Abstract Body: Hypertension affects about half of the US population. Vascular changes that occur in hypertension may be in part due to changes in vascular smooth muscle cell (VSMC) cytoskeletal dynamics and actomyosin interactions. RhoA is a small GTPase that has been shown to modulate VSMC cytoskeletal dynamics by activating Rho kinase (ROCK1/2), which phosphorylates various downstream effectors. Changes in mRNA stability is mediated by RNA binding proteins (RBPs) that bind mRNA transcripts, leading to their stabilization or degradation. This greatly influences the VSMC transcriptome but is an understudied yet key mechanism in the regulation of vascular disease. It has recently been appreciated that m6A modification of mRNA can greatly impact mRNA stability and subsequent protein abundance. Fragile X-related protein 1 (FXR1) is an RBP that our lab has shown to regulate the stability of inflammatory and cytoskeletal RNA. Our hypothesis is that FXR1 regulates RhoA by multiple mechanisms, contributing to changes to cytoskeletal dynamics and VSMC physiology.
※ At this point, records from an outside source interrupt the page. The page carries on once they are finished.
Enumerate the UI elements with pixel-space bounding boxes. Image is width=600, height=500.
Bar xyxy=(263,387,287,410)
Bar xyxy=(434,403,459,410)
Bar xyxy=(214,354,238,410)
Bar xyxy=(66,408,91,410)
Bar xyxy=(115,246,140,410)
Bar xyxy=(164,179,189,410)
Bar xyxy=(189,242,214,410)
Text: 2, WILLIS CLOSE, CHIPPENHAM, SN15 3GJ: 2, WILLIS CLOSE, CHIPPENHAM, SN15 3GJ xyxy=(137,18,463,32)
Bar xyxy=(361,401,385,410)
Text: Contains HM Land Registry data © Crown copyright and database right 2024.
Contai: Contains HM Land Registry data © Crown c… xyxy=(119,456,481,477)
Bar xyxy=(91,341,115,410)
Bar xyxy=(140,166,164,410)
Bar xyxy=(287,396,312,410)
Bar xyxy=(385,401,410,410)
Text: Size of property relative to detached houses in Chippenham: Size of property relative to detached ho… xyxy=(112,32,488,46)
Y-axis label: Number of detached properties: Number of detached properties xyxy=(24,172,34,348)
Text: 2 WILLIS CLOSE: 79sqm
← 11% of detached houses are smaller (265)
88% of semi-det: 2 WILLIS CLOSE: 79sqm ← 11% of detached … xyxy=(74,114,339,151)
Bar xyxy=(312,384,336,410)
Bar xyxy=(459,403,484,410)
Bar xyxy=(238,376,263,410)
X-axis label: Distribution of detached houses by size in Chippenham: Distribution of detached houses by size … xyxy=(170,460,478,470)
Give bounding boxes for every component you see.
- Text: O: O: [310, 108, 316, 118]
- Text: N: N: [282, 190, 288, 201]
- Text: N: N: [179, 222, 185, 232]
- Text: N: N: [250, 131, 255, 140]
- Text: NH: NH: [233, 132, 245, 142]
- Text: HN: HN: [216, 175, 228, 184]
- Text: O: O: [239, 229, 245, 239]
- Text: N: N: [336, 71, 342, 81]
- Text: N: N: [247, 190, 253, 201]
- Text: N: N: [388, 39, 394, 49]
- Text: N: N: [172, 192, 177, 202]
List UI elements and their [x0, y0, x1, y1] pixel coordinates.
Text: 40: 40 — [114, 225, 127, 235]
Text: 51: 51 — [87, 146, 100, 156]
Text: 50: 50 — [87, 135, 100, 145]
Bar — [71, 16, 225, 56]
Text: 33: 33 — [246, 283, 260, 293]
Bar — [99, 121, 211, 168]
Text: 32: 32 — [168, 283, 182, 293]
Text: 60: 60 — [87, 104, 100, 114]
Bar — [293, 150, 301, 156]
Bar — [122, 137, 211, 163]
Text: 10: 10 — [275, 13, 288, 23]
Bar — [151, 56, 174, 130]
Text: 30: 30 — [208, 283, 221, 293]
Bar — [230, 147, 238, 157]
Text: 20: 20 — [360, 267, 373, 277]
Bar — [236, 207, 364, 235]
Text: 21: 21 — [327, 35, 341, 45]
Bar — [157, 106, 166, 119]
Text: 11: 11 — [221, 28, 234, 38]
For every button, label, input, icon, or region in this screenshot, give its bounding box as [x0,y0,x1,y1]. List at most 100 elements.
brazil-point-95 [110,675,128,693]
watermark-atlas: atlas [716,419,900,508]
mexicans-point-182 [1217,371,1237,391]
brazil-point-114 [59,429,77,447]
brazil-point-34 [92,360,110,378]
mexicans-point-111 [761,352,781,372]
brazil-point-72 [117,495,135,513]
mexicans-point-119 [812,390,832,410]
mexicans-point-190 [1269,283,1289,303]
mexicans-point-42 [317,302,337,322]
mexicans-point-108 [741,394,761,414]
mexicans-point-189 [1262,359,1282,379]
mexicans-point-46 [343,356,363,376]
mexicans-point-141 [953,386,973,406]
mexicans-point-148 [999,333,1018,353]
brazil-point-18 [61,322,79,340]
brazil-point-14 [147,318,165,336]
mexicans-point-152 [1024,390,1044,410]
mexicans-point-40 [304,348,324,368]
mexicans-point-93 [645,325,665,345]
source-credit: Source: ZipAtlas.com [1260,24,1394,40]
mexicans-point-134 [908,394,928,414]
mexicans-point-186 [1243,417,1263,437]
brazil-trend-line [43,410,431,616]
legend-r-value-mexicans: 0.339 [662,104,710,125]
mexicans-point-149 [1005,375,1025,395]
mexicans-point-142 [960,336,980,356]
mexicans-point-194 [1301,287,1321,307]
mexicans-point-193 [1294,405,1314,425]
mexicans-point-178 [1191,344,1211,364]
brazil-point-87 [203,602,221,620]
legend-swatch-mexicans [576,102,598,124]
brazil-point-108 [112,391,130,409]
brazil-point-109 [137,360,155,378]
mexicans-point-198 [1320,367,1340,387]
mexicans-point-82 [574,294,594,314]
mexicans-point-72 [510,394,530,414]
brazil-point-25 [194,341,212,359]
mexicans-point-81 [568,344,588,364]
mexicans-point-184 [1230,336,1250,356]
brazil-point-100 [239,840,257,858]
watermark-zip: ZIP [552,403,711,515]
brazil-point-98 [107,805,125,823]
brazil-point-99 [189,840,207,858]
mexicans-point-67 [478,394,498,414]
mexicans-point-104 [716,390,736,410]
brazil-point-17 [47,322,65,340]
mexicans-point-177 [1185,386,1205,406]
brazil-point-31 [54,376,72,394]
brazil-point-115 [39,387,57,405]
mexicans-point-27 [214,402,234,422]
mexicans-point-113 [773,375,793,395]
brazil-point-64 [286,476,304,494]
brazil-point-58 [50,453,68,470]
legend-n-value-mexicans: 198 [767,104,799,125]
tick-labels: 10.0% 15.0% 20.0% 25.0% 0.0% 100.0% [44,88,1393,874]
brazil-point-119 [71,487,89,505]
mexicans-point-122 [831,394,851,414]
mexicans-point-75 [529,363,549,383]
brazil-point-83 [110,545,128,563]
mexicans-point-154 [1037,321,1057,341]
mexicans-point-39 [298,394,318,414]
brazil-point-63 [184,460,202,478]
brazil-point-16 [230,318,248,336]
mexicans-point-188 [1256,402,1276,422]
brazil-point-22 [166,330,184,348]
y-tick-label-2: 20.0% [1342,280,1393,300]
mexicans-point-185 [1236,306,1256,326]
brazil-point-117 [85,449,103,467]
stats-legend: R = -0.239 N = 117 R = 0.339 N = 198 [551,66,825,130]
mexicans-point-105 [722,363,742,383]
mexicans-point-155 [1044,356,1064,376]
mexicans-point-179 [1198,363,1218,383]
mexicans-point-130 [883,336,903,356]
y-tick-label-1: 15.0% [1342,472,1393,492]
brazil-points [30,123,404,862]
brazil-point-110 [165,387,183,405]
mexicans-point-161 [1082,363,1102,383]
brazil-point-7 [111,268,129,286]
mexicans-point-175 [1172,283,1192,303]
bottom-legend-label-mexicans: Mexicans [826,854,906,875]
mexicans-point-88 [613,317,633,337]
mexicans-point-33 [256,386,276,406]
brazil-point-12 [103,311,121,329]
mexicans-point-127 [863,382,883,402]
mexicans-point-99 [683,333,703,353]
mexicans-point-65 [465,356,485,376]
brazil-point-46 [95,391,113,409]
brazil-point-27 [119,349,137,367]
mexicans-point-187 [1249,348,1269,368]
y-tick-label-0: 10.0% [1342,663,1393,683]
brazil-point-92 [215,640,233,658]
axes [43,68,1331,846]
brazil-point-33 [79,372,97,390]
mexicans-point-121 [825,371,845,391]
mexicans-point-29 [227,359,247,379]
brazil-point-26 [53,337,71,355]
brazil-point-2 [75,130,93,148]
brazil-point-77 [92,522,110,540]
Aortas isolated from tamoxifen-injected, VSMC-specific conditional knockout (FXR1smc/smc) mice had significantly decreased RhoA mRNA and protein compared with oil-injected FXR1smc/smc mice as well as FXR1fl/fl and Cre driver control mice. In hVSMCs, when FXR1 is knocked down with siRNA, RhoA mRNA abundance and stability, protein abundance, as well as VSMC contraction are significantly reduced. RNA immunoprecipitation demonstrates that FXR1 binds RhoA mRNA. FXR1 preferentially binds to m6A methylated probes compared with naïve biotinylated probes. When the major m6A methylase METTL3 is knocked down with siRNA, FXR1’s ability to pull down RhoA mRNA is reduced, suggesting that the FXR1-RhoA mRNA interaction is modulated by the methylation state of the RhoA transcript. Mass spectrometry and co-immunoprecipitation demonstrated an interaction between FXR1 and ROCK1. FXR1 deletion reduced phosphorylation of MYPT1, an effector of RhoA/ROCK1 involved in VSMC contraction. Using pull-down assays, when FXR1 is knocked down, ROCK1/RhoA interaction is decreased, implying that FXR1 acts as a scaffold to keep ROCK1 in reactive proximity with RhoA.
We conclude that FXR1 may be an m6A mRNA binding protein and regulates cytoskeletal dynamics by at least 1 of 2 mechanisms: 1- regulation of RhoA mRNA stability, and 2- regulation RhoA activity by reducing its proximity with its effector protein ROCK1.